Avis aux cyclistes de Lettonie : attendez que les pistes Eurovelo aient été réalisées, ou, si vous ne pouvez pas attendre, ne quittez sous aucun prétexte ce que les Lettons appellent l’autoroute A13, qui n’est en réalité pas plus grosse qu’une départementale.

Nous longeons la côte lettone encore quelques jours vers le Nord (en prenant soin d’éviter les chemins) avant de couper vers l’Est dans les terres, direction Riga. Depuis la République Tchèque, nous pédalons à un rythme soutenu pour être à l’heure au rendez-vous avec nos amis. L’intérieur de la Lettonie est incroyablement vide d’activités humaines et d’habitations. Nous traversons forêt de pins après forêt de pins et ne rencontrons que quelques hameaux isolés de maisons recouvertes de lambris pastel. Les cimetières ne sont plus raccordés aux réseaux d’eau et nous devons trouver d’autres sources d’eau potable. Les tombes sont dispersées dans la forêt et chacune est flanquée d’un petit banc et d’une lanterne.
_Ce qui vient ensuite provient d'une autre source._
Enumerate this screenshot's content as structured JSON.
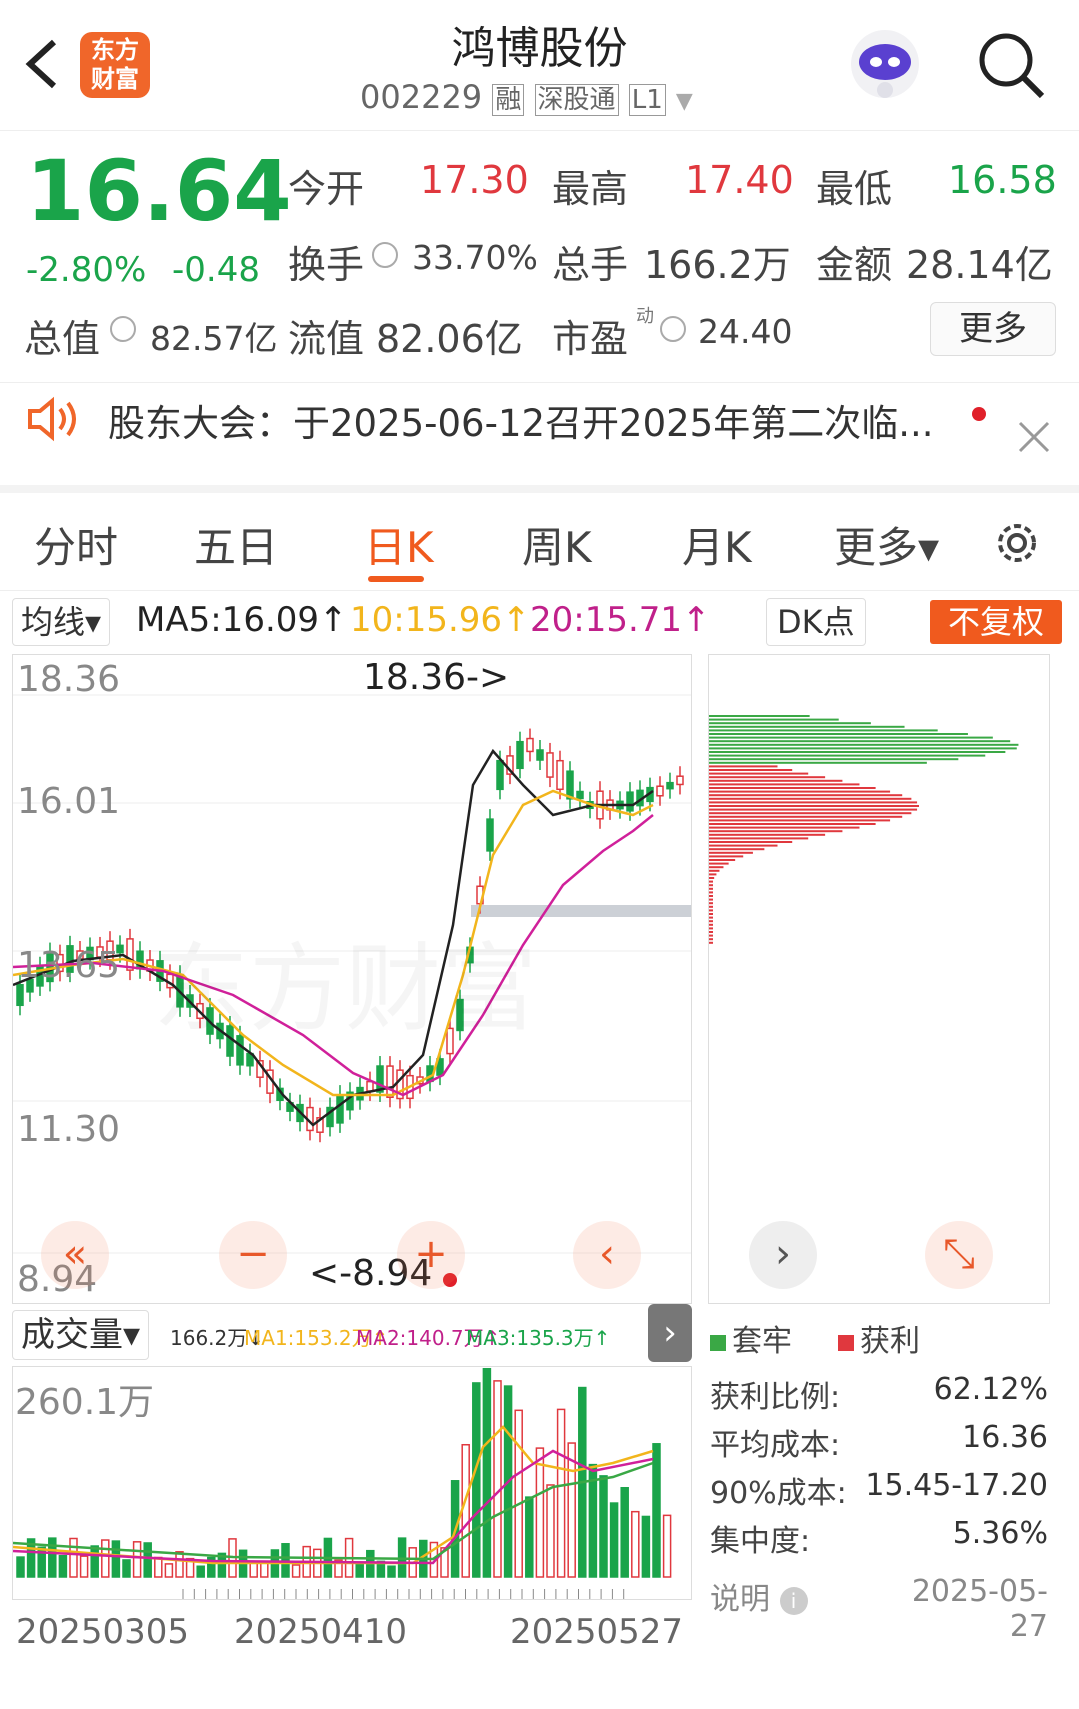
{
  "header": {
    "stock_name": "鸿博股份",
    "code": "002229",
    "tags": [
      "融",
      "深股通",
      "L1"
    ],
    "logo_text": "东方\n财富"
  },
  "quote": {
    "price": "16.64",
    "change_pct": "-2.80%",
    "change_abs": "-0.48",
    "open_label": "今开",
    "open": "17.30",
    "high_label": "最高",
    "high": "17.40",
    "low_label": "最低",
    "low": "16.58",
    "turnover_label": "换手",
    "turnover": "33.70%",
    "volume_label": "总手",
    "volume": "166.2万",
    "amount_label": "金额",
    "amount": "28.14亿",
    "mktcap_label": "总值",
    "mktcap": "82.57亿",
    "float_label": "流值",
    "float": "82.06亿",
    "pe_label": "市盈",
    "pe_sup": "动",
    "pe": "24.40",
    "more_label": "更多"
  },
  "notice": {
    "text": "股东大会：于2025-06-12召开2025年第二次临..."
  },
  "tabs": [
    "分时",
    "五日",
    "日K",
    "周K",
    "月K",
    "更多▾"
  ],
  "active_tab": 2,
  "indicator": {
    "selector": "均线▾",
    "ma5": "MA5:16.09↑",
    "ma10": "10:15.96↑",
    "ma20": "20:15.71↑",
    "dk": "DK点",
    "fq": "不复权"
  },
  "kline": {
    "y_labels": [
      "18.36",
      "16.01",
      "13.65",
      "11.30",
      "8.94"
    ],
    "max_note": "18.36->",
    "min_note": "<-8.94",
    "watermark": "东方财富"
  },
  "volume": {
    "selector": "成交量▾",
    "current": "166.2万↓",
    "ma1": "MA1:153.2万↑",
    "ma2": "MA2:140.7万↑",
    "ma3": "MA3:135.3万↑",
    "y_label": "260.1万",
    "dates": [
      "20250305",
      "20250410",
      "20250527"
    ]
  },
  "chips": {
    "legend_trap": "套牢",
    "legend_profit": "获利",
    "stats": [
      {
        "label": "获利比例:",
        "value": "62.12%"
      },
      {
        "label": "平均成本:",
        "value": "16.36"
      },
      {
        "label": "90%成本:",
        "value": "15.45-17.20"
      },
      {
        "label": "集中度:",
        "value": "5.36%"
      }
    ],
    "note_label": "说明",
    "date": "2025-05-27"
  },
  "colors": {
    "up": "#e0383e",
    "down": "#1aa44a",
    "accent": "#f05a1e",
    "ma5": "#222222",
    "ma10": "#f2b51c",
    "ma20": "#d0209a"
  }
}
A l’heure à Riga, nous sommes heureux de retrouver Charles, Thibaud, Camille et Nicolas avec qui nous visitons la ville avant de remonter tous ensemble vers Tallinn. Quelques jours d’adaptation à la vie en groupe sont nécessaires. Victor n’a plus l’habitude de parler longtemps à autant de personnes en même temps. Pédaler à plusieurs est aussi nouveau pour nous. Le rythme est légèrement plus soutenu que notre rythme habituel mais les pauses beaucoup plus nombreuses ! Notre peloton nous accompagne sans problème et oublie bien vite ses craintes de ne pas réussir à pédaler assez vite ainsi que ses velléités de confort pour la nuit. Le pays étant relativement vide, nous n’avons quasiment pas d’autre choix que de bivouaquer, du moins en dehors des villes. Tous semblent vite conquis par le camping sur la plage et la douche froide en plein air (ou pas !).
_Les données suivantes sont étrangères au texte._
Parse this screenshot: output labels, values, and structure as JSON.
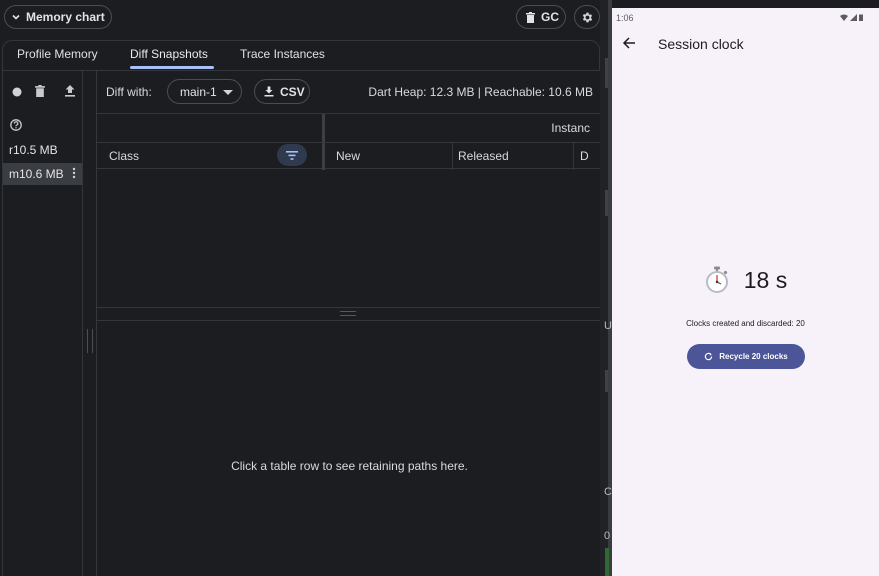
{
  "devtools": {
    "memory_chart_label": "Memory chart",
    "gc_label": "GC",
    "tabs": [
      "Profile Memory",
      "Diff Snapshots",
      "Trace Instances"
    ],
    "active_tab": "Diff Snapshots",
    "snapshots": [
      {
        "label": "r10.5 MB"
      },
      {
        "label": "m10.6 MB",
        "selected": true
      }
    ],
    "toolbar": {
      "diff_with_label": "Diff with:",
      "diff_with_value": "main-1",
      "csv_label": "CSV",
      "heap_info": "Dart Heap: 12.3 MB | Reachable: 10.6 MB"
    },
    "table": {
      "group_header": "Instanc",
      "columns": [
        "Class",
        "New",
        "Released",
        "D"
      ]
    },
    "retaining_message": "Click a table row to see retaining paths here."
  },
  "strip": {
    "letters": [
      "U",
      "C",
      "0"
    ]
  },
  "phone": {
    "status_time": "1:06",
    "title": "Session clock",
    "clock_value": "18 s",
    "clocks_text": "Clocks created and discarded: 20",
    "recycle_label": "Recycle 20 clocks"
  },
  "icons": {
    "chevron": "chevron-down-icon",
    "trash": "trash-icon",
    "settings": "gear-icon",
    "record": "record-icon",
    "export": "upload-icon",
    "help": "help-icon",
    "more": "more-vert-icon",
    "download": "download-icon",
    "filter": "filter-icon",
    "back": "arrow-back-icon",
    "stopwatch": "stopwatch-icon",
    "refresh": "refresh-icon"
  },
  "colors": {
    "accent_tab": "#a9c1f8",
    "button_primary": "#4b5598",
    "phone_bg": "#f7f2fa",
    "devtools_bg": "#1b1d21"
  }
}
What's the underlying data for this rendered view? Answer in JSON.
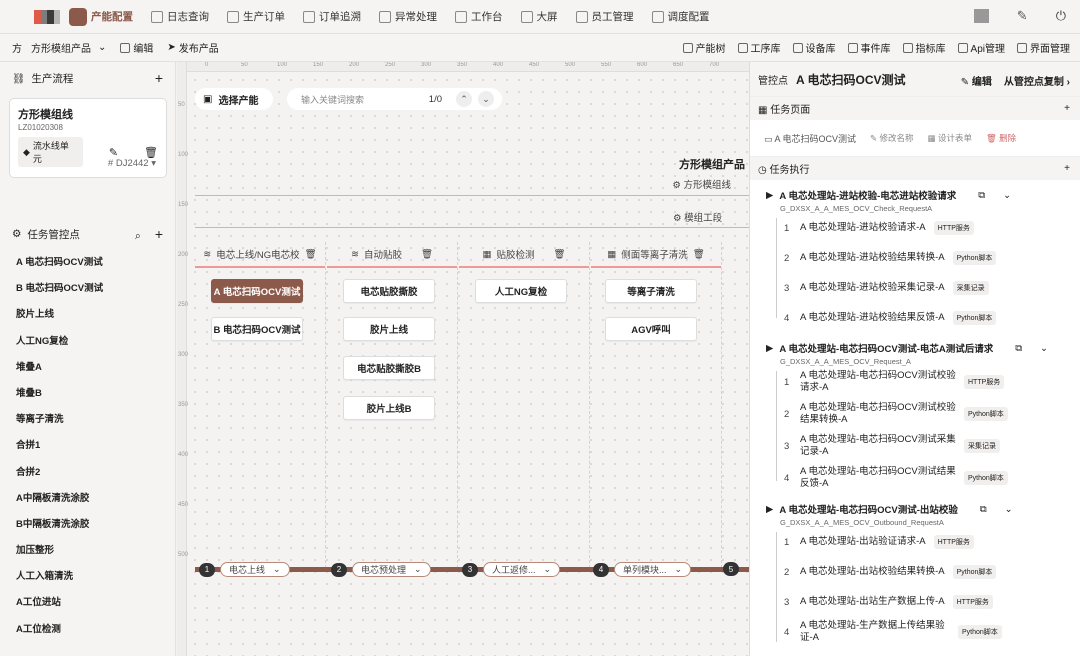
{
  "nav": {
    "items": [
      {
        "label": "产能配置",
        "active": true
      },
      {
        "label": "日志查询"
      },
      {
        "label": "生产订单"
      },
      {
        "label": "订单追溯"
      },
      {
        "label": "异常处理"
      },
      {
        "label": "工作台"
      },
      {
        "label": "大屏"
      },
      {
        "label": "员工管理"
      },
      {
        "label": "调度配置"
      }
    ]
  },
  "toolbar": {
    "product": "方形模组产品",
    "edit": "编辑",
    "publish": "发布产品",
    "right": [
      "产能树",
      "工序库",
      "设备库",
      "事件库",
      "指标库",
      "Api管理",
      "界面管理"
    ]
  },
  "left": {
    "flow_title": "生产流程",
    "card": {
      "name": "方形模组线",
      "code": "LZ01020308",
      "tag": "流水线单元",
      "id": "# DJ2442"
    },
    "tasks_title": "任务管控点",
    "tasks": [
      "A 电芯扫码OCV测试",
      "B 电芯扫码OCV测试",
      "胶片上线",
      "人工NG复检",
      "堆叠A",
      "堆叠B",
      "等离子清洗",
      "合拼1",
      "合拼2",
      "A中隔板清洗涂胶",
      "B中隔板清洗涂胶",
      "加压整形",
      "人工入箱清洗",
      "A工位进站",
      "A工位检测"
    ]
  },
  "canvas": {
    "select_label": "选择产能",
    "search_placeholder": "输入关键词搜索",
    "count": "1/0",
    "product_title": "方形模组产品",
    "product_sub": "方形模组线",
    "module_sub": "模组工段",
    "columns": [
      {
        "title": "电芯上线/NG电芯校",
        "nodes": [
          "A 电芯扫码OCV测试",
          "B 电芯扫码OCV测试"
        ]
      },
      {
        "title": "自动贴胶",
        "nodes": [
          "电芯贴胶撕胶",
          "胶片上线",
          "电芯贴胶撕胶B",
          "胶片上线B"
        ]
      },
      {
        "title": "贴胶检测",
        "nodes": [
          "人工NG复检"
        ]
      },
      {
        "title": "侧面等离子清洗",
        "nodes": [
          "等离子清洗",
          "AGV呼叫"
        ]
      }
    ],
    "stages": [
      {
        "num": "1",
        "label": "电芯上线"
      },
      {
        "num": "2",
        "label": "电芯预处理"
      },
      {
        "num": "3",
        "label": "人工返修..."
      },
      {
        "num": "4",
        "label": "单列模块..."
      },
      {
        "num": "5",
        "label": ""
      }
    ],
    "ruler_top": [
      "0",
      "50",
      "100",
      "150",
      "200",
      "250",
      "300",
      "350",
      "400",
      "450",
      "500",
      "550",
      "600",
      "650",
      "700"
    ],
    "ruler_left": [
      "50",
      "100",
      "150",
      "200",
      "250",
      "300",
      "350",
      "400",
      "450",
      "500"
    ]
  },
  "right": {
    "label": "管控点",
    "title": "A 电芯扫码OCV测试",
    "edit": "编辑",
    "copy": "从管控点复制",
    "page_section": "任务页面",
    "page": {
      "name": "A 电芯扫码OCV测试",
      "rename": "修改名称",
      "design": "设计表单",
      "delete": "删除"
    },
    "exec_section": "任务执行",
    "groups": [
      {
        "title": "A 电芯处理站-进站校验-电芯进站校验请求",
        "code": "G_DXSX_A_A_MES_OCV_Check_RequestA",
        "tasks": [
          {
            "n": "1",
            "text": "A 电芯处理站-进站校验请求-A",
            "badge": "HTTP服务"
          },
          {
            "n": "2",
            "text": "A 电芯处理站-进站校验结果转换-A",
            "badge": "Python脚本"
          },
          {
            "n": "3",
            "text": "A 电芯处理站-进站校验采集记录-A",
            "badge": "采集记录"
          },
          {
            "n": "4",
            "text": "A 电芯处理站-进站校验结果反馈-A",
            "badge": "Python脚本"
          }
        ]
      },
      {
        "title": "A 电芯处理站-电芯扫码OCV测试-电芯A测试后请求",
        "code": "G_DXSX_A_A_MES_OCV_Request_A",
        "tasks": [
          {
            "n": "1",
            "text": "A 电芯处理站-电芯扫码OCV测试校验请求-A",
            "badge": "HTTP服务"
          },
          {
            "n": "2",
            "text": "A 电芯处理站-电芯扫码OCV测试校验结果转换-A",
            "badge": "Python脚本"
          },
          {
            "n": "3",
            "text": "A 电芯处理站-电芯扫码OCV测试采集记录-A",
            "badge": "采集记录"
          },
          {
            "n": "4",
            "text": "A 电芯处理站-电芯扫码OCV测试结果反馈-A",
            "badge": "Python脚本"
          }
        ]
      },
      {
        "title": "A 电芯处理站-电芯扫码OCV测试-出站校验",
        "code": "G_DXSX_A_A_MES_OCV_Outbound_RequestA",
        "tasks": [
          {
            "n": "1",
            "text": "A 电芯处理站-出站验证请求-A",
            "badge": "HTTP服务"
          },
          {
            "n": "2",
            "text": "A 电芯处理站-出站校验结果转换-A",
            "badge": "Python脚本"
          },
          {
            "n": "3",
            "text": "A 电芯处理站-出站生产数据上传-A",
            "badge": "HTTP服务"
          },
          {
            "n": "4",
            "text": "A 电芯处理站-生产数据上传结果验证-A",
            "badge": "Python脚本"
          }
        ]
      }
    ]
  },
  "colors": {
    "accent": "#8b5a4a",
    "highlight": "#e99999"
  }
}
Un soir sur la plage, nous rencontrons Jovan, un Serbe d’une vingtaine d’années qui souhaite planter sa tente près des nôtres pour se sentir plus en sécurité. Jovan est un spécialiste du voyage sans argent. Ses maîtres mots sont débrouillardise et créativité. Le jour où ses parents l’ont envoyé s’acheter un costume pour son bal de promo, il est revenu avec un grand sac à dos. Ainsi a commencé sa vie de voyageur.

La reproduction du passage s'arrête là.